Jason Skowronski • Oct 21 '19

Lukáš these are all great issues to point out! IMHO phased releases using future flags are a great way to test major functionality changes out. In fact there is a popular library called scientist that does just that in a controlled way github.com/github/scientist.

You're also right that's important to minimize the blast radius of missed problems. Using future flags exposes customers to potentially broken code, and possibly incompatible versions of dependent services. It can even lead to data loss or data corruption. Having a staging environment with proper test cases and that closely mirrors your production environment will hopefully catch the most obvious problems before they impact customers, and before your dev team leaves for the day.

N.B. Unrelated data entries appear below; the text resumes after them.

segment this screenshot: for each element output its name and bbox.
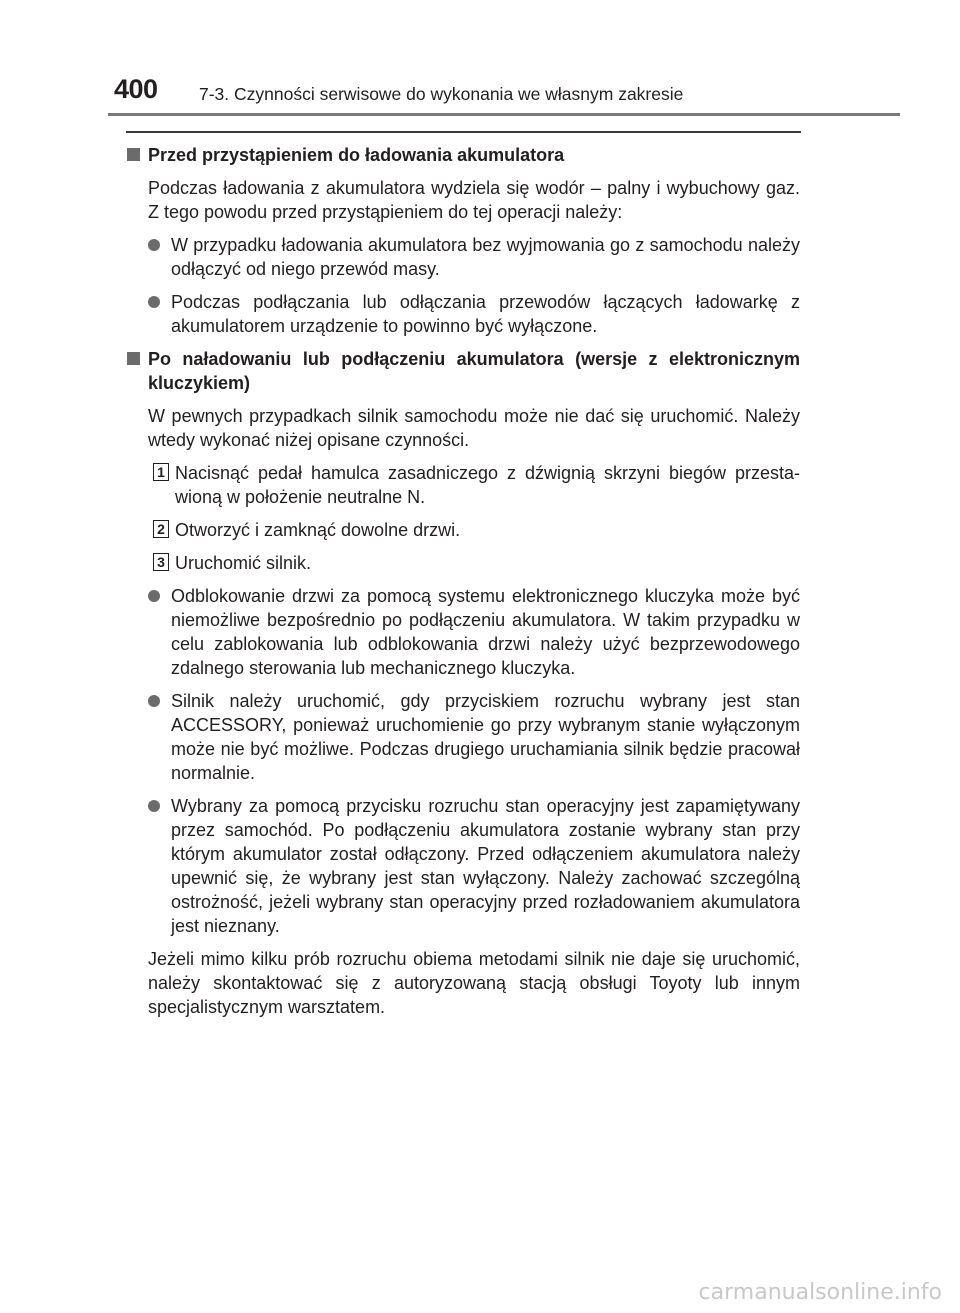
step-number-badge: 1	[153, 463, 169, 481]
watermark: carmanualsonline.info	[698, 1280, 942, 1305]
square-bullet-icon	[127, 148, 140, 161]
square-bullet-icon	[127, 352, 140, 365]
step-number-badge: 2	[153, 520, 169, 538]
step-number-badge: 3	[153, 553, 169, 571]
section-heading: Przed przystąpieniem do ładowania akumulatora	[126, 143, 800, 167]
list-item: Podczas podłączania lub odłączania przewodów łączących ładowarkę z akumulatorem urządzenie to powinno być wyłączone.	[171, 290, 800, 338]
step-item: 2 Otworzyć i zamknąć dowolne drzwi.	[175, 518, 800, 542]
page-header	[0, 74, 960, 114]
step-item: 3 Uruchomić silnik.	[175, 551, 800, 575]
list-item: Wybrany za pomocą przycisku rozruchu stan operacyjny jest zapamiętywany przez samochód. Po podłączeniu akumulatora zostanie wybrany stan przy którym akumulator został odłączony. Przed odłączeniem akumulatora należy upewnić się, że wybrany jest stan wyłączony. Należy zachować szczególną ostrożność, jeżeli wybrany stan operacyjny przed rozładowaniem akumulatora jest nieznany.	[171, 794, 800, 938]
circle-bullet-icon	[148, 239, 160, 251]
circle-bullet-icon	[148, 695, 160, 707]
header-divider	[108, 113, 900, 116]
list-item: W przypadku ładowania akumulatora bez wyjmowania go z samochodu należy odłączyć od niego przewód masy.	[171, 233, 800, 281]
closing-paragraph: Jeżeli mimo kilku prób rozruchu obiema metodami silnik nie daje się uruchomić, należy skontaktować się z autoryzowaną stacją obsługi Toyoty lub innym specjalistycznym warsztatem.	[148, 949, 800, 1017]
section-heading: Po naładowaniu lub podłączeniu akumulatora (wersje z elektronicznym kluczykiem)	[126, 347, 800, 395]
section-intro: Podczas ładowania z akumulatora wydziela się wodór – palny i wybuchowy gaz. Z tego powodu przed przystąpieniem do tej operacji należy:	[148, 178, 800, 222]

It's great that your dev team trusts your staging environment so well that it gives them a false sense of safety. However, it's only as good as the test cases and how well it mirrors production. You can test for "known knowns" but tests miss "unknown unknowns". These missed cases can and do cause major production outages, even at established companies.

A common rule of thumb is to never make major changes and leave, especially on a Friday if you want to enjoy your weekend! I think it's important to have post-deployment monitoring in place. If there is a critical change in KPIs/SROs they should be alerted to fix the problem or rollback ASAP.

If you're at a small startup you might not have all this infrastructure and policies in place and its more common to cut corners for efficiency. It becomes more critical at larger companies where major outages or bugs can cause thousands or millions of dollars of damage through lost sales, damaged reputation, etc.